For Drinkwitz, who arrived without much of a track record, it’s an early sign that he can sell his vision and close the deal on an important recruit. And that video showed he has a fiery competitive streak under that assistant principal exterior.
There are miles to go before Missouri’s coaches are the equal of their SEC peers as talent collectors — they might not ever get there in the recruiting rankings — but they played with the big boys and won this battle.
Some closing thoughts on recruiting coverage
I enjoyed reading Pete Scantlebury’s column on his memories of how recruiting coverage worked when he started in 2009. When I started covering Missouri football in 1996, dealing with recruiting was the worst part of my newspaper job. Well, making about $20,000 a year was also pretty bad, since that barely covered my Taco Bell and Skip’s Place habits, so I would say covering recruiting for almost no money was the worst part of the job.
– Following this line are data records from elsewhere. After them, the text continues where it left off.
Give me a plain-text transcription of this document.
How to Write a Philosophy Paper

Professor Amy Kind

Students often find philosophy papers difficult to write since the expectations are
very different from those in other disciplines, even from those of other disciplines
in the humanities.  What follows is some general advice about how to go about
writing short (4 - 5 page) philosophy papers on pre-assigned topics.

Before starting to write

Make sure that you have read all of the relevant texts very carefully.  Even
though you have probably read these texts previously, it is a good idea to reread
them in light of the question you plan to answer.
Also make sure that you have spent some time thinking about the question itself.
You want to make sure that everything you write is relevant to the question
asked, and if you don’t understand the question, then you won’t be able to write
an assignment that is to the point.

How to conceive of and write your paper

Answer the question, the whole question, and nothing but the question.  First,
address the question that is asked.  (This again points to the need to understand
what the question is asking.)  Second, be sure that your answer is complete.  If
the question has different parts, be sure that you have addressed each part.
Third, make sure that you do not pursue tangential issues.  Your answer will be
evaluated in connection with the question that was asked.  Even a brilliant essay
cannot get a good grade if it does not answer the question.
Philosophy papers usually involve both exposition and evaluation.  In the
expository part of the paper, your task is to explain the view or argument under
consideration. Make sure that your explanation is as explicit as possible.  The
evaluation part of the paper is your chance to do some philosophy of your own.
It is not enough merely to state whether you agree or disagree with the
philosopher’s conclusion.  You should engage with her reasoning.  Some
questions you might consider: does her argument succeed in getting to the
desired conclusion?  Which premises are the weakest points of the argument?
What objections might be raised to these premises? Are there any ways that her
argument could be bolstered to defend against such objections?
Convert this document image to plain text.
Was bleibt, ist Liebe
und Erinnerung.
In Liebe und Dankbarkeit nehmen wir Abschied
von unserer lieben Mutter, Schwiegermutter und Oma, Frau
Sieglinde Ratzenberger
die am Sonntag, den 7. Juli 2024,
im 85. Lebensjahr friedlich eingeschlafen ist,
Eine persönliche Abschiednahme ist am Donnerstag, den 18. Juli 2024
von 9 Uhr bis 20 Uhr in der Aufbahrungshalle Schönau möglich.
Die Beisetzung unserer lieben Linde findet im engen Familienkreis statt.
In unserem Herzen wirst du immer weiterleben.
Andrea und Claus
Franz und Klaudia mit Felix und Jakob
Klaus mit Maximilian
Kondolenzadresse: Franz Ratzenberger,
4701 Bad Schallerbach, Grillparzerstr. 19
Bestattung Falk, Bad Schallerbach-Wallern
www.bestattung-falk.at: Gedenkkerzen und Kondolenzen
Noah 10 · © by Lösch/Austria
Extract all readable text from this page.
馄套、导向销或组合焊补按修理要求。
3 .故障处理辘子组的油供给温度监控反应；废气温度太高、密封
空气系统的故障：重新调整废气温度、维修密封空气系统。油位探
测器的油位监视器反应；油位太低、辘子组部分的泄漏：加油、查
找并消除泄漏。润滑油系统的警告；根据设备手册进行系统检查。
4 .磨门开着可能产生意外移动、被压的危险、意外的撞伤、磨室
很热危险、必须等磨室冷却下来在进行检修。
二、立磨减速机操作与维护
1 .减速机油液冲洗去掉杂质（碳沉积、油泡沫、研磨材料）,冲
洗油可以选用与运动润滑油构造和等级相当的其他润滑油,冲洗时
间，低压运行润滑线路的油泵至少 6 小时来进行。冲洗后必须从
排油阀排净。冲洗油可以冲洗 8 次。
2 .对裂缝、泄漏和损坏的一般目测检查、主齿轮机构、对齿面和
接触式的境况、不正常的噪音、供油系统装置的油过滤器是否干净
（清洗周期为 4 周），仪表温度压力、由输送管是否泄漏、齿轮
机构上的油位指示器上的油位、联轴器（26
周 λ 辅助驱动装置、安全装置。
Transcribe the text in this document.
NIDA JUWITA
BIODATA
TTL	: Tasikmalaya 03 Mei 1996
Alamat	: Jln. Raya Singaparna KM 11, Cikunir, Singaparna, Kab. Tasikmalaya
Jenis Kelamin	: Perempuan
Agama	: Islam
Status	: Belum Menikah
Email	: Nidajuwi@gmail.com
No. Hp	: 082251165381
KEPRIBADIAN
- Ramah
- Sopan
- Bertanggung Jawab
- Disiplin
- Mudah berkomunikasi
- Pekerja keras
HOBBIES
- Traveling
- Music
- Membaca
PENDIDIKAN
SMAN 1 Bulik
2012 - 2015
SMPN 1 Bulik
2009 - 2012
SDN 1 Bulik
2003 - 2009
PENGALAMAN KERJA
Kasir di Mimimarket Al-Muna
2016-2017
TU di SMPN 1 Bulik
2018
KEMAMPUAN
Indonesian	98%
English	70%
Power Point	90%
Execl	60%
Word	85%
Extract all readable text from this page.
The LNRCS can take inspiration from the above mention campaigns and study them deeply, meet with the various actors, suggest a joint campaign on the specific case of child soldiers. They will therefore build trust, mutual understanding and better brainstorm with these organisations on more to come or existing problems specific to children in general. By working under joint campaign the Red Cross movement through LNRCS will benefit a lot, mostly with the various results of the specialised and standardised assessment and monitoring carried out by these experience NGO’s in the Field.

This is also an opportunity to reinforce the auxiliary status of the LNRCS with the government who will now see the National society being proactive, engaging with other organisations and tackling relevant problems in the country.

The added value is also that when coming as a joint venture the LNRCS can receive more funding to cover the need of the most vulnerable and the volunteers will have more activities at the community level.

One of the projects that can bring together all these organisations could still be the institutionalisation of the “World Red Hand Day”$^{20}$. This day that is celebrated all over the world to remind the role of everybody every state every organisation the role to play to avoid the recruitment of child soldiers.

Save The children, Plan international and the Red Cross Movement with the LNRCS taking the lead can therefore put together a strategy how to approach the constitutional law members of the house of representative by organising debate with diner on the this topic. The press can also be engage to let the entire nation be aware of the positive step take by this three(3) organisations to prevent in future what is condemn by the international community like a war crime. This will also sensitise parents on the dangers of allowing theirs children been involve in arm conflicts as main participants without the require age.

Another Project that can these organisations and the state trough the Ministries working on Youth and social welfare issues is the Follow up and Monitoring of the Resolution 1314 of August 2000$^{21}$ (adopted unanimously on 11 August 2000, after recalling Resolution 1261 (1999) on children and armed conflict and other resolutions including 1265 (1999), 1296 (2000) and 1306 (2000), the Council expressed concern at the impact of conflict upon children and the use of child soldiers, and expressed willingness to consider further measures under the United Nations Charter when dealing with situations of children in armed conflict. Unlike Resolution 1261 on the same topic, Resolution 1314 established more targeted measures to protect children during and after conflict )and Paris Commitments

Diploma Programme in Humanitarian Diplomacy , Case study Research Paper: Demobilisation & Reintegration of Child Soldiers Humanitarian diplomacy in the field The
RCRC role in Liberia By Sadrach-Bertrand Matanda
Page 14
Back then, the process began the Monday after the regular season, or, as it was known at the time, the whole season, because the Tigers were finishing up a 13-year bowl drought. The first step was to call a few recruiting-obsessed super fans who talked to Missouri’s assistant coaches. They knew enough names of targeted recruits to get me started. This information seemed like a gift but was actually a high-interest loan.
I would begin the day by going to the office and calling the high schools of these players and leaving messages for their coaches. I would sit next to the phone for eight hours. Occasionally the phone would ring, and I would get excited, but it would be one of the recruiting-obsessed super fans asking if I had found out any news about those recruits he had mentioned. A few hours would pass. Then the phone would ring again, and it would be the other recruiting-obsessed super fan wondering if I had learned any news. Sometimes recruiting-obsessed super fans who hadn’t given me any info in the first place would call, and those were the worst letdowns of all.
To the high school coaches I was constantly calling, I was the recruiting-obsessed super fan. So there was a whole ecosystem of people dependent upon and frustrated with one another. The only people who escaped unscathed were the recruits themselves, as most reporters only called them after they committed.
Once in a while, I would catch an unfortunate high school coach on the phone during his planning period. I would squeeze a few quotes out of him, which would find their way into the paper and repeated back to the recruiting-obsessed super fans when they called so we had something to talk about. The most productive days were Mondays, because the coaches of athletes who had committed over the weekend were only too happy tell every reporter the news so the incessant phone calls would stop.
This went on for two months. It convinced me of two things: No. 1, my dread of cold-calling and rejection meant I had no future in telemarketing, although that job probably paid better than mine. No. 2, I knew someone really ought to invent social media so all these teenage recruits could let the world know what they’re thinking and leave me out of it.